WEAR BADGE, WILL SIT
GERB are out of government at the national level, but many cities and towns in Bulgaria are still being run by GERB people, which means that ordinary folk in this country continue to get the sort of entertainment that has become characteristic for the GERB make-believe economy and services.
Take Yordanka Fandakova, the mayor of Sofia, a former teacher who was handpicked for the job by Boyko Borisov. Some time ago the Sofia City Council installed pedestrian buttons at traffic lights, supposedly to alleviate congestion. People, especially elderly folk and visitors from out-of-town, failed to understand how those worked because no one had explained to them. Significantly, the new buttons were installed at major crossings in Central Sofia where there is always a steady flow of both vehicular and pedestrian traffic.
If Western urban planning is anything to go by, such manually operated traffic lights are usually installed at lesser crossings and byroads, not in the city centre, to ensure pedestrians are given right-of-way over cars. The result in Sofia: congestion remains at its pre-pedestrian button levels, and so does jaywalking.
Mrs Fandakova's newest initiative is likely to become a permanent hit on the jokes forums on the Bulgarian Internet. Picking on an innovation that's been on the London Underground for years, the City Council has started producing badges for pregnant women to ensure they get a seat on the metro.
Not bad, one would have thought, since many pregnant women feel embarrassed if they have to ask someone else to stand up and vacate a seat for them.

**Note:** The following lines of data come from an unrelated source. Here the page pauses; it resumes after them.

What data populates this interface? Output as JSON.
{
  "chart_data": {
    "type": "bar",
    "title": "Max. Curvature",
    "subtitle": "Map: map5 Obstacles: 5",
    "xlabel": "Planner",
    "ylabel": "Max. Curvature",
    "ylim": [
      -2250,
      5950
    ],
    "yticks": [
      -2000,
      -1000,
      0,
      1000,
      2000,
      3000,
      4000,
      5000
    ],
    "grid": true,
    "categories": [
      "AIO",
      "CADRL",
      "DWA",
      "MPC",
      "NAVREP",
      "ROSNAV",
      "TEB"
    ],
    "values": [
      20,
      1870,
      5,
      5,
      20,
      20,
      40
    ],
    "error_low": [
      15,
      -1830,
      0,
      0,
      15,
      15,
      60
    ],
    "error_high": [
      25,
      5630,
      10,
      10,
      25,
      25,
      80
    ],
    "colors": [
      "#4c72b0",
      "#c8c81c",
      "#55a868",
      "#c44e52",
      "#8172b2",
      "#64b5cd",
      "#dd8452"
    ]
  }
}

The Bulgarians, however, responded with the usual mixture of some rather rough and inimitably Bulgarian jokes. One said the new badges would make sure no one would stand up and give a seat to a lady that's just fatter. A badge would clarify all doubts.
Another describes an incident between a thin lady who sits next to a pregnant lady. In the ensuing conversation the pregnant lady inquires whether the thin lady is also pregnant. Oh yes, the thin lady responds. Since 15 minutes – and my legs are still shaking.